Abruptly, the figure of a man appeared on one of the garden paths, facing away from Trigger. He glanced quickly about, turned and took a few steps along the path before he caught sight of her.

It was Wrann, the Sebaloun detective who’d engineered her kidnapping in the Orado City hotel.

7

Trigger watched him approach. He showed marks of their encounter on the yacht—bruises around the eyes and a plastic bandage strip along the side of his head where she’d laid him out with the barrel of his gun. Wrann’s feelings toward her shouldn’t be the friendliest, but he was twisting his mouth into an approximation of a disarming grin as he came quickly through the garden toward her. He stepped up into the hall, stopping some twelve feet away. She relaxed slightly.

“I’ll be as brief about this as I can,” he said. “My employers haven’t forgiven me for nearly letting you and Blethro get away. I’m in as bad a position as you two now! I suggest we consider ourselves allies.”

“Somebody may be listening,” Trigger said.

“Not here,” Wrann told her. “I know the place. But they may find out at any time that I’m no longer locked up and block our chance of escape. Minutes could make the difference!”

“We have a chance of escape?”

“At the moment,” he said impatiently. “The delivery yacht we arrived in has left. It never stays long. But there’s a separate spacelock where Sebaloun keeps her private cruiser. Unfortunately, I found an armed guard there. I didn’t expect it because they rarely allow personnel on the satellite when they’re here themselves.

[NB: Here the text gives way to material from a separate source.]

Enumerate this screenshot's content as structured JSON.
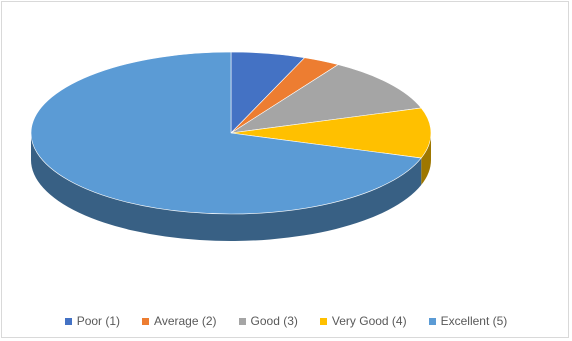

Sebaloun may have considered the circumstances unusual enough to have made an exception. At any rate, the man is there. I didn’t let him see me. He knows me and isn’t likely to know I’m no longer Sebaloun’s trusted employee. But he’d check with her before letting me into the lock. So I came back to get a weapon.”

“You know where to find a weapon?”

“I know where Attuk keeps his guns. It seemed worth the risk of being seen.”

“It probably would be,” Trigger agreed. “But unless you can unlock that door over there, we can’t get into the residence from this hall. The other door’s sealed with a force screen. Or was, a few minutes ago, after I came out here.”

Wrann looked startled. “Let’s check on that!”

The force screen was still present; and Wrann said he didn’t have the equipment to unlock the other door. “I’m afraid we’ll have to forget about Attuk’s guns.”

“Why?” said Trigger. “You know your way around here. Can’t we go to another entry to the residence?”

Wrann shook his head. “I wouldn’t want to try it. The garden’s part of a mechanism they call their playground—”

“I’ve been there,” Trigger said. “A maze effect.”

“Yes, a maze effect. When somebody’s let into the maze unaccompanied by one of the residents, the controlling apparatus develops an awareness of the fact and begins to mislead and confuse the visitor.”

“How did you get through it just now?”

Wrann said, “I’ve been shown the way. I’ve had occasion to use it. And I didn’t stay in the playground long enough to activate the mechanisms significantly. Working around to another residence entry would be another matter!” He shook his head again. “We’d never make it.”